Actelion’s Uptravi will not be funded on the NHS for patients with Pulmonary Arterial Hypertension (PAH), after the drug failed to make it into NHS England’s latest round of specialised commissioning approvals.

The drugmaker has slammed the decision, which it argues will delay access to Uptravi (selexipag) as a combination treatment for PAH in adult patients with one of the more severe forms of the disease who are insufficiently controlled on oral treatment.

“This ruling will create a disparity in access to selexipag throughout the UK, with patients in Scotland and Wales already having access,” it stressed.

The Scottish Medicines Consortium backed NHS funding for the drug back in May, but restricted its use to combination therapy in a sub-population of patients with PAH specifically those in WHO FC III who are insufficiently controlled with an ERA and a PDE-5 inhibitor and who would be considered for treatment with inhaled iloprost.

This was followed by a green light from the All Wales Medicines Strategy Group (AWMSG) in June, which recommended the drug as part of a triple combination therapy for the treatment of the condition, in adults with one of the more severe forms of the disease who are insufficiently controlled on oral treatment with two other classes of PAH medicines.

PAH is a progressive disease with high rates of morbidity and mortality affecting around 6,000-7,000 people in the UK. It is characterised by abnormally high blood pressure in the arteries between the heart and lungs, causing symptoms such as such as breathlessness, fatigue, weakness and angina.

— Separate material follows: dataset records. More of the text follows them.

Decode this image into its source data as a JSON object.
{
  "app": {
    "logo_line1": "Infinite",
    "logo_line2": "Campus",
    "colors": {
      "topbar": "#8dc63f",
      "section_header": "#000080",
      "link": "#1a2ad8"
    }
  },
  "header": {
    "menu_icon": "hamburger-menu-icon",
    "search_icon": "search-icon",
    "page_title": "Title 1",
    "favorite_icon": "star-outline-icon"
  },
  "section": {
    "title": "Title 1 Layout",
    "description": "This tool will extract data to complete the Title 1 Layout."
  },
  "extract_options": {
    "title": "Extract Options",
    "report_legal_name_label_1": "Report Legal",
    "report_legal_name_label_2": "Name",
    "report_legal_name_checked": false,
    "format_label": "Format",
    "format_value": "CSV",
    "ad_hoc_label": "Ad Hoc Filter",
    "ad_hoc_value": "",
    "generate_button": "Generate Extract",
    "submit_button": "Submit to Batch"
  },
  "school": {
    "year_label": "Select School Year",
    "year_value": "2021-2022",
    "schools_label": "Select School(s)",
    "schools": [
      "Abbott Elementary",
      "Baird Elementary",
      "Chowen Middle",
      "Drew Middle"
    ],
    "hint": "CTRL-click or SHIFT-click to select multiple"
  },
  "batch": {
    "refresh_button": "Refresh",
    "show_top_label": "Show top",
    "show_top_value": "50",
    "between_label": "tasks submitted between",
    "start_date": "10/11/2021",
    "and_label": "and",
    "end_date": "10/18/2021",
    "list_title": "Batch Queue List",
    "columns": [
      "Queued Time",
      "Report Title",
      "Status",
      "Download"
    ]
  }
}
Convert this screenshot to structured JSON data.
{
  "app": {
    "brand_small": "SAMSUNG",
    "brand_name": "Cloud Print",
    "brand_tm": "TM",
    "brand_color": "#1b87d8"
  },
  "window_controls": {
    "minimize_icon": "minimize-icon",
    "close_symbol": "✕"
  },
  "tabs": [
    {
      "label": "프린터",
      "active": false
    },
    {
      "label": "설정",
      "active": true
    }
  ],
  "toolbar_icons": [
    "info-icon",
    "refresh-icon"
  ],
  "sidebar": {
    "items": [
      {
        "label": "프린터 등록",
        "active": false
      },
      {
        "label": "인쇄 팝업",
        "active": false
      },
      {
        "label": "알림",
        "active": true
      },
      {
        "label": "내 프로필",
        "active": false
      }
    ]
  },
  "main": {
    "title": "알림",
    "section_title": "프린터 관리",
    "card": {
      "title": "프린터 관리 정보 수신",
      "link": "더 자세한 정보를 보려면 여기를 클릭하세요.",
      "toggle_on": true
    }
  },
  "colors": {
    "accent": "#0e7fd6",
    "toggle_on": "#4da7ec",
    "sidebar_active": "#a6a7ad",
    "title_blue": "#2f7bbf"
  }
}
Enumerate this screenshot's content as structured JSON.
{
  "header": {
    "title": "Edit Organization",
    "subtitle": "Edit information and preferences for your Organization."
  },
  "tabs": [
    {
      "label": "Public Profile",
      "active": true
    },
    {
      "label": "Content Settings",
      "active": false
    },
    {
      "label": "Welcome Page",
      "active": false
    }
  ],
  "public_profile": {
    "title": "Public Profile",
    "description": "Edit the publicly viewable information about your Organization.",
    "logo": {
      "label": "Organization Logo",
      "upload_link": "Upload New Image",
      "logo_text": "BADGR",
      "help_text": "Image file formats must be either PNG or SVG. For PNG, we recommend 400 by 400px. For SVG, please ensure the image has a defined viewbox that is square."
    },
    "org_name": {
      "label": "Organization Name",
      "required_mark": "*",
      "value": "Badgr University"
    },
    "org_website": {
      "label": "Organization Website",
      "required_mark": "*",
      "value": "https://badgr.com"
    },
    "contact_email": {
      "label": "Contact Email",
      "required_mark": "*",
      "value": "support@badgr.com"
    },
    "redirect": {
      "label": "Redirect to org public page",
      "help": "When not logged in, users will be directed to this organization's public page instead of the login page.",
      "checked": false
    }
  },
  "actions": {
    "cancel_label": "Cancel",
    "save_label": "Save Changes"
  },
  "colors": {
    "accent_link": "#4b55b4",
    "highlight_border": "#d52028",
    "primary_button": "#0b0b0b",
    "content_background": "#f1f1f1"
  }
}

While options are available to address these symptoms there is currently no treatment that slows progression or cures the disease, and fewer than 40 percent of patients live beyond five years of diagnosis.

Uptravi's European approval in May 2016 came on the back of data from the Phase III GRIPHON study showing that the drug, a selective IP prostacyclin receptor agonist, delayed the time to a first morbidity or mortality event compared to placebo.

In the trial, exposure to the drug was up to 4.2 years with a median duration of exposure of 1.4 years; the risk of this primary composite end-point was reduced by 40 percent with Uptravi compared to placebo (a relative risk reduction of 16 percent).

“Selexipag is a step-change in the treatment of these patients as it is the first oral medicine targeting the important prostacyclin pathway, which offers hope for those who have had insufficient benefit from existing oral treatments. It is therefore extremely disappointing that PH clinicians will not be able to offer this treatment to patients,” said Dr John Wort, clinical lead for pulmonary hypertension at the Royal Brompton & Harefield NHS Trust.

Also expressing disappointment at NHS England’s decision, Dr Iain Armstrong, chair, Pulmonary Hypertension Association UK called for an “urgent review” on decisions regarding new therapies available for PH currently blocked or deferred by national funders.

“As a PH community we don’t ask for much; we just want the same equality and access to treatment as other disease areas like cancer. We are extremely disappointed by this decision and as a dynamic patient organisation we will continue to fight for equality and equity of access to service provision in the UK.”